You might be frustrated with yourself for feeling the way you do, but in fact, it is an automatic chain of events. Whilst you may hold your anxious thoughts accountable, the fight or flight response actually happens without you thinking. It is triggered by your autonomic system, which as you may have guessed, is the part of our nervous system that controls our automatic functions. When the body is preparing itself to fight or flight, the brain initiates action from the heart, lungs and muscles. This internal reaction is what causes the racing heartbeat, the hot flushes and the various other symptoms you may be experiencing.

Adrenaline and hot flushes

The root cause of many of the physical effects is adrenaline. Adrenaline is a hormone that increases blood circulation, breathing and metabolism. All of these things aim to prepare our muscles for exertion. A side effect of the adrenaline rush is a rise in temperature. If you’re thinking “Ah yes! I always get sudden hot flushes and clammy hands” then this is why. In an attempt to cool itself down, the body will sweat. And you know that sudden cold, shivery feeling you get after a panic attack? That’s caused by sweat too. Your body will continue to perspire even when it is already cooling down.

Increased heart rate

The next culprit to call out is hyperventilation. Anxiety makes the brain trigger the lungs to breathe more, resulting in you taking in more air than the chest can handle. Oxygen and carbon dioxide levels become imbalanced, and whilst a shortage of carbon dioxide isn’t dangerous, it causes some frightening symptoms. First and foremost, your heart rate and breathing speeds up. Your heart rate in order to pump blood to the areas we most need, and your breathing to supply as much oxygen as possible to the muscles. You may experience chest pain and difficulty breathing too, which is due to the blood vessels in your lungs contracting. Carbon dioxide levels will return to normal once you’ve calmed down and are breathing regularly again. Deep breaths really do solve everything here. In for seven, out for three.

Feeling lightheaded

With your heart pumping ten to the dozen, it’s no wonder that you feel dizzy! Your pounding heart can cause a rise in blood pressure and this is what gives you that lightheaded feeling. It is also not uncommon to experience blurred vision as a result of the adrenaline and hyperventilation. Again, your body is preparing to defend itself or to run away. Your pupils become dilated so that your eyes receive more light.

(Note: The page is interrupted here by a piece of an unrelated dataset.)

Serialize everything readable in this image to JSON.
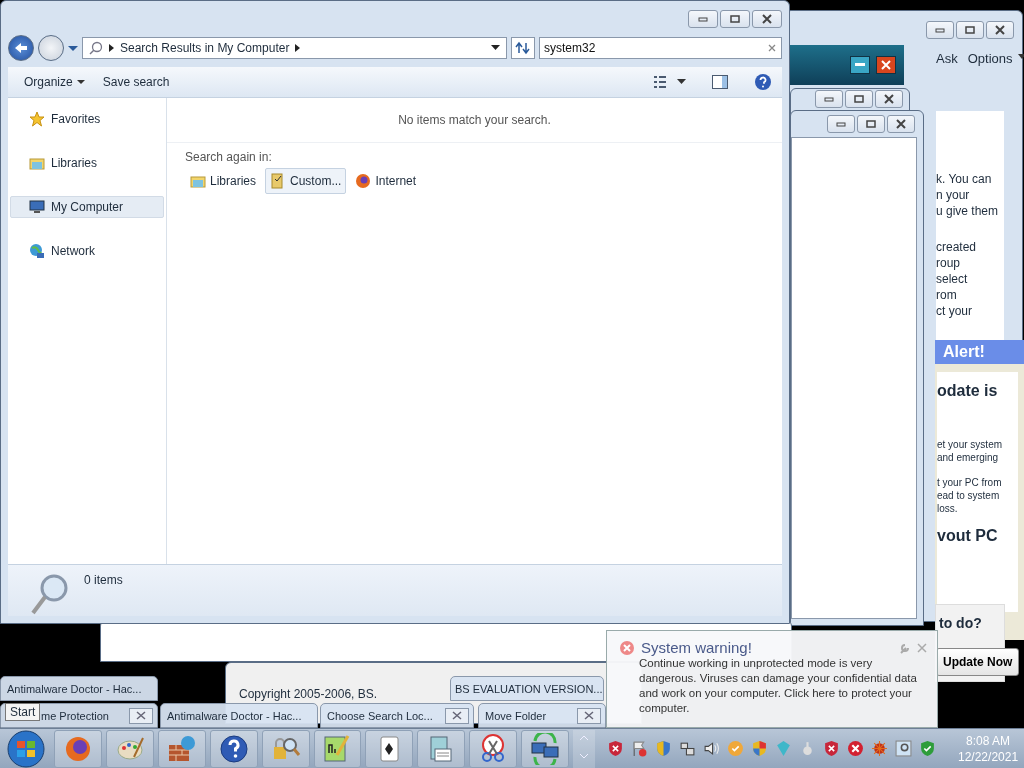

Muscle tension, aches and pains

You may find that you have aches and pains in different areas of your body, particularly in your shoulders, back, neck and jaw. When the brain perceives a threat, it will tense the muscles in preparation for action. For people without anxiety, the muscles will tense briefly and then relax once the threat has passed. However an anxiety disorder will cause constant muscle tension that will not ease off unless you explicitly practice relaxation or mindfulness techniques. Your posture and lifestyle can also induce muscle pain. Anxiety affects the way you hold yourself, which in turn alters the way your muscles feel. In addition, if you aren’t eating healthily, exercising or drinking enough water, it can affect your body too.

Stomach ache and nausea

The symptom that I find the most distressing is the churning stomach and nausea. Again, that pesky fight or flight reaction is responsible. As mentioned above, our blood is diverted to the areas that need it most. But to do this, blood has to be diverted away from the parts of the body where it is not so urgently required, specifically the stomach and digestive system. The body will also try to get rid of any unwanted weight which could slow it down. This may mean you feel sick and need the toilet more often. This anxiety malarkey is really all fun and games, isn’t it…

Trying to cure each of these symptoms with traditional methods will only have a temporary effect. This can be useful! Fill up a hot water bottle to ease your aching muscles, take five minutes to get your breathing back to its normal rate, and avoid overeating so as not to induce further feelings of nausea. But the long-term cure? Kindness! A proper self-care routine and a healthy lifestyle is what will ultimately allow you to be in control of your anxiety, as well as medication and professional help if required.